プロ野球がそれまでの1リーグからセ・パ2リーグに分裂した1949年に誕生し、あまりの弱さゆえにに「パ・リーグのお荷物」「万年最下位」などと揶揄されながらも、4度のリーグ優勝を達成。しかし、ただの1度も日本一にはなれずに2004年に55年の歴史に幕を下ろした球団。
そして、その近鉄の歴史で結果的には最後の栄光となってしまったのが、今から紹介する2001年のリーグ優勝である。
近鉄は、その歴史において低迷期が長く、優勝すること自体が稀だった。しかし、ひとたび優勝、もしくは優勝争いに加わると、とんでもなくドラマチックな試合を展開する事で知られている。
そして、その例にもれず、2001年もそうだった。
初回に5点を取られながらも、最終的には10対9で勝利した開幕戦。5点のビハインドがありながらも最終回に一挙8点を取り前半戦を首位で折り返すことに成功した7月17日のロッテ戦。ローズが日本タイ記録に並ぶ55号のホームランを打ち、中村がサヨナラ逆転3ランで華を添え、マジック1とした9月24日の西武戦。 そして、北川による史上初の代打逆転サヨナラ満塁優勝決定ホームラン。
そのドラマチックな試合の数々に、当時の野球ファンは度肝を抜かれ続けた。
しかし、合併による球団消滅から17年。今では当時の記憶を知る野球ファンも少なくなってきた。
だからこそ、今、2001年の大阪近鉄バファローズを語りたい。
それも主砲である中村やローズや北川といった、一般的に語られることの少ないバイプレーヤーを中心に紹介していきたい。それが、球団合併に伴う球界再編の末に消滅してしまった、この球団にふさわしいと感じたからだ。
最後に、2001年当時の近鉄のチーム状況を説明しておきたい。
投打ともに主力はスケールと個性に溢れ、王者・西武のライオンズのライバルとして89年にリーグ優勝したのは、今は昔。
その後は、近鉄の悪しき伝統というべきか、当時の主力選手たちは次々と移籍してチームは弱体化。かつての猛牛軍団は見る影もなくなっていた。
さらに人気面でも、関西では絶対的な支持者を持つ阪神だけではなく、同じパ・リーグのオリックスにも大きく水を開けられていたような状況。
それに加え、日本経済も未だバブル崩壊の痛手から立ち直れずにいた。そんな終わりの見えない不況の中、親会社から補填される10億円の宣伝・広告費を差し引いても、年間30億円もの赤字を垂れ流し、いつ身売りをするのかと常に囁かれていた。しかし、それは何も近鉄球団だけではなかった。

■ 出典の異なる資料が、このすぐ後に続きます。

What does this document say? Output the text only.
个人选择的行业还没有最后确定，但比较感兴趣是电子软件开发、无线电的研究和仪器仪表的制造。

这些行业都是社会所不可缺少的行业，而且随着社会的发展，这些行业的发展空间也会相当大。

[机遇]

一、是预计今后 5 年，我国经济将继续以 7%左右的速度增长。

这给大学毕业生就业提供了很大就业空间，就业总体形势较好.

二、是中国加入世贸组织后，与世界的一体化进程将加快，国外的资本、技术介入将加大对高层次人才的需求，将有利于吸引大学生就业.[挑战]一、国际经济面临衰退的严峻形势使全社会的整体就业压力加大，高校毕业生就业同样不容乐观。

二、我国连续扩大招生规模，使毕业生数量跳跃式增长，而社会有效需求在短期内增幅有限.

FAによるスター選手のメジャーや巨人などの人気球団への流出。逆指名の採用によって有望新人選手が入団しにくいドラフト制度。何度も誰が訴えても実現する気配すらないセ・パ交流戦。この頃の、ダイエーと西武以外のパ・リーグ4球団は多かれ少なかれ、そんな閉塞感の中で常に身売りの影がチラついていた。
近鉄もそんな打破するために、97年に本拠地を藤井寺球場から大阪ドームへと移すが、思ったように観客増にはならずに、近鉄沿線ではないため、それまで少なからず存在していた試合時の鉄道の売り上げがなくなったうえに、多額のドームの使用料でよりいっそう経営が圧迫される始末で、チームは99年から2000年にかけて2年連続最下位。
つまり日本経済がどんぞこ状態であった時代の、さらに体力が奪われつつあったパ・リーグにおける2年連続最下位チーム。それが2001年の開幕を迎えた当初の近鉄というチームの状況だったのだ。
なお、これから書く文章は、筆者の偏見と感傷に満ちたものになるのをご容赦していただきたい。